Mais, signe de la valse-hésitation de Bangkok dans cette enquête, juste après cette révélation, la police a appelé les journalistes à ne plus prononcer le mot «Ouïghour».

Si ces indices ne permettent pas de tirer de conclusions, plusieurs experts jugent la piste crédible.

Éruption de colère en juillet

Le renvoi du groupe de 109 Ouïghours en juillet vers Pékin avait suscité le saccage du consulat de Thaïlande à Istanbul. Une «éruption de colère» ayant pu porter en germe l'attentat de Bangkok, analyse Anthony Davis, d'IHS Jane's, spécialisé dans les questions de défense et de sécurité.

Les images de ces Ouïghours déportés par avion vers Pékin, avec des cagoules sur la tête, ont pu être «la goutte qui a fait déborder le vase» et donner l'idée de l'attentat à des groupes pro-ouïghours en Turquie, ajoute l'analyste, qui a été l'un des premiers à émettre la piste d'une vengeance ouïghoure.

Cette minorité n'ayant pour l'heure jamais commis d'attaque hors de Chine, cela marquerait un tournant dans leur stratégie, particulièrement inquiétant pour Pékin.

Alors que les Chinois sont nombreux parmi les millions de touristes visitant la Thaïlande chaque année, Bangkok éviterait de prononcer le mot «Ouïghour» pour rassurer Pékin, un de ses rares alliés depuis le coup d'État de mai 2014.

«La Thaïlande a les poings liés par sa dépendance envers Pékin», estime l'analyste Pavin Chachavalpongpun, spécialiste de la politique du royaume et ancien diplomate. La Chine pour sa part est inquiète que sa population se sente une cible à l'étranger.

La semaine dernière, le journal chinois Global Times, contrôlé par l'État, a cité une source évoquant la piste ouïghoure dans l'attentat de Bangkok. Mais l'article en ligne a été rapidement retiré du site.

En juillet, Pékin avait assuré que les Ouïghours renvoyés par la Thaïlande étaient sur la route de la Turquie, de la Syrie ou de l'Irak, pour y «mener le djihad».

«Je pense que la Chine attend des autorités thaïlandaises qu'elles lui donnent un rapport complet avant de pointer du doigt les soi-disant terroristes ouïghours», analyse Willy Lam, de l'Université chinoise de Hong Kong.

Barry Sautman, de la Hong Kong University of Science and Technology, explique que Pékin évite généralement de pointer ouvertement du doigt les Ouïghours, afin de minimiser le problème des tensions ethniques dans le pays. Le fait que les Thaïlandais hésitent à prononcer le mot est en soi «une indication que le gouvernement chinois est déjà impliqué», affirme-t-il.

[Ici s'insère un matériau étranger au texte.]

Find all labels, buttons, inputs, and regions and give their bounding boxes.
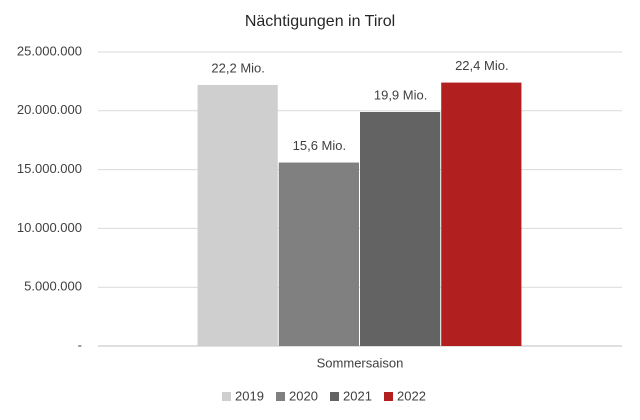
y-tick-label: 20.000.000 <box>17 102 82 117</box>
legend-swatch <box>330 392 339 401</box>
bar <box>278 162 359 346</box>
bar <box>441 82 522 347</box>
legend-swatch <box>276 392 285 401</box>
y-tick-label: - <box>78 337 82 352</box>
value-label: 19,9 Mio. <box>374 87 427 102</box>
y-tick-label: 10.000.000 <box>17 220 82 235</box>
bar <box>360 111 441 346</box>
y-tick-label: 15.000.000 <box>17 161 82 176</box>
x-tick-label: Sommersaison <box>317 355 404 370</box>
bar <box>197 84 278 346</box>
value-label: 15,6 Mio. <box>293 138 346 153</box>
value-label: 22,4 Mio. <box>455 58 508 73</box>
chart-title: Nächtigungen in Tirol <box>245 13 395 30</box>
value-label: 22,2 Mio. <box>211 60 264 75</box>
legend-label: 2022 <box>397 388 426 403</box>
legend-label: 2020 <box>289 388 318 403</box>
legend-label: 2021 <box>343 388 372 403</box>
y-tick-label: 5.000.000 <box>24 279 82 294</box>
legend-label: 2019 <box>235 388 264 403</box>
y-tick-label: 25.000.000 <box>17 43 82 58</box>
legend-swatch <box>222 392 231 401</box>
legend-swatch <box>384 392 393 401</box>
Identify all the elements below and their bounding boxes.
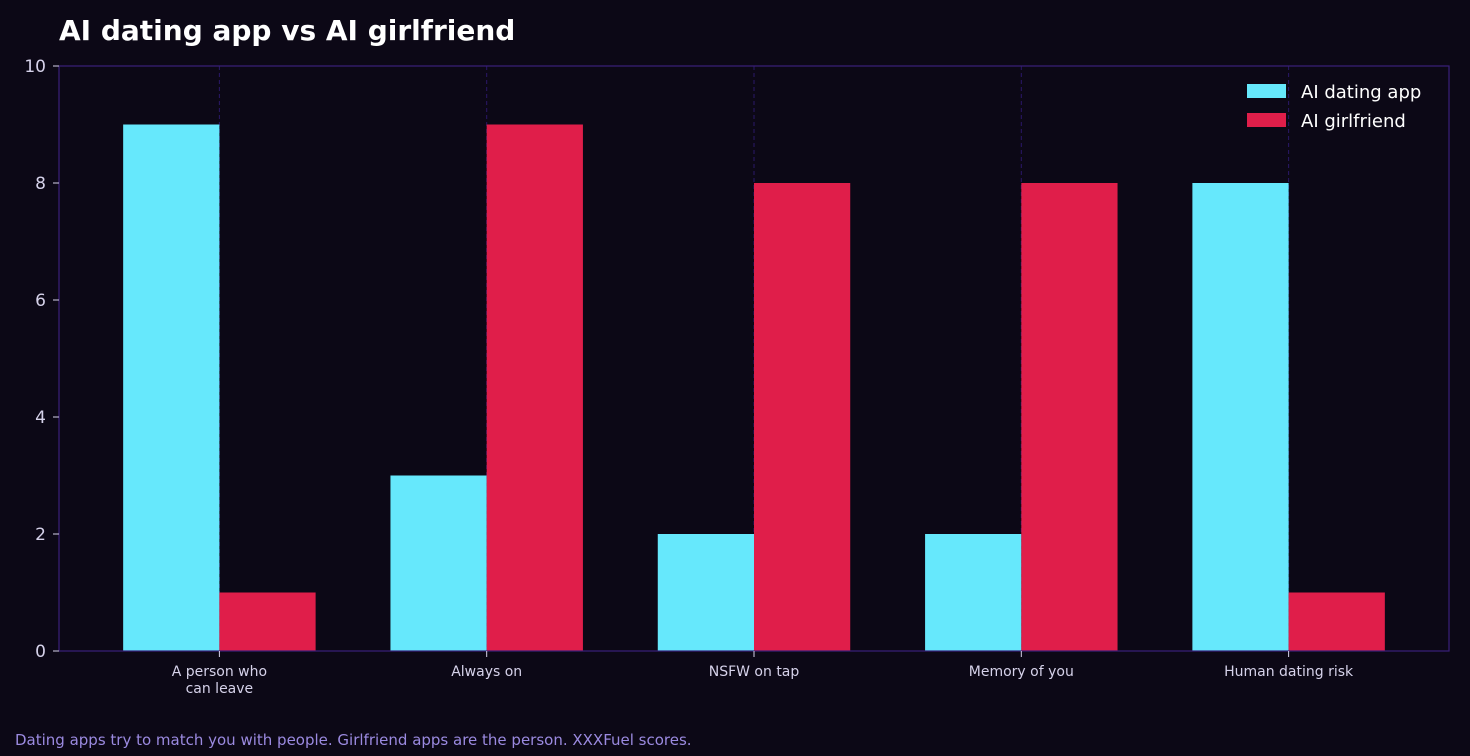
- x-tick-label: A person who can leave: [172, 664, 267, 697]
- x-tick-label: Always on: [451, 664, 522, 680]
- legend-label: AI girlfriend: [1301, 111, 1406, 132]
- bar: [925, 534, 1022, 651]
- bars: [123, 124, 1385, 651]
- bar: [219, 592, 316, 651]
- axes: 0 2 4 6 8 10 A person who can leave Always on NSF…: [24, 57, 1354, 697]
- bar: [390, 475, 487, 651]
- y-tick-label: 8: [35, 174, 46, 194]
- chart-title: AI dating app vs AI girlfriend: [59, 14, 516, 47]
- legend-label: AI dating app: [1301, 82, 1421, 103]
- bar: [123, 124, 220, 651]
- y-tick-label: 0: [35, 642, 46, 662]
- bar: [754, 183, 851, 651]
- footnote: Dating apps try to match you with people…: [15, 731, 692, 749]
- y-tick-label: 4: [35, 408, 46, 428]
- legend-swatch: [1247, 84, 1286, 98]
- y-tick-label: 2: [35, 525, 46, 545]
- x-tick-label: NSFW on tap: [709, 664, 800, 680]
- bar: [657, 534, 754, 651]
- bar: [486, 124, 583, 651]
- x-tick-label: Human dating risk: [1224, 664, 1354, 680]
- legend: AI dating app AI girlfriend: [1247, 82, 1421, 132]
- y-tick-label: 10: [24, 57, 46, 77]
- y-tick-label: 6: [35, 291, 46, 311]
- bar: [1288, 592, 1385, 651]
- bar: [1192, 183, 1289, 651]
- x-tick-label: Memory of you: [969, 664, 1074, 680]
- legend-swatch: [1247, 113, 1286, 127]
- bar: [1021, 183, 1118, 651]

Le Congrès mondial ouïghour, lobby pro-ouïghour, s'inquiète quant à lui des risques de représailles contre les quelque 3000 Ouïghours vivant en Thaïlande, depuis que la communauté fait figure de suspect numéro un. Interrogé par l'AFP, Dilxat Raxit, représentant du Congrès, dit «espérer que la police thaïlandaise fournira des informations transparentes».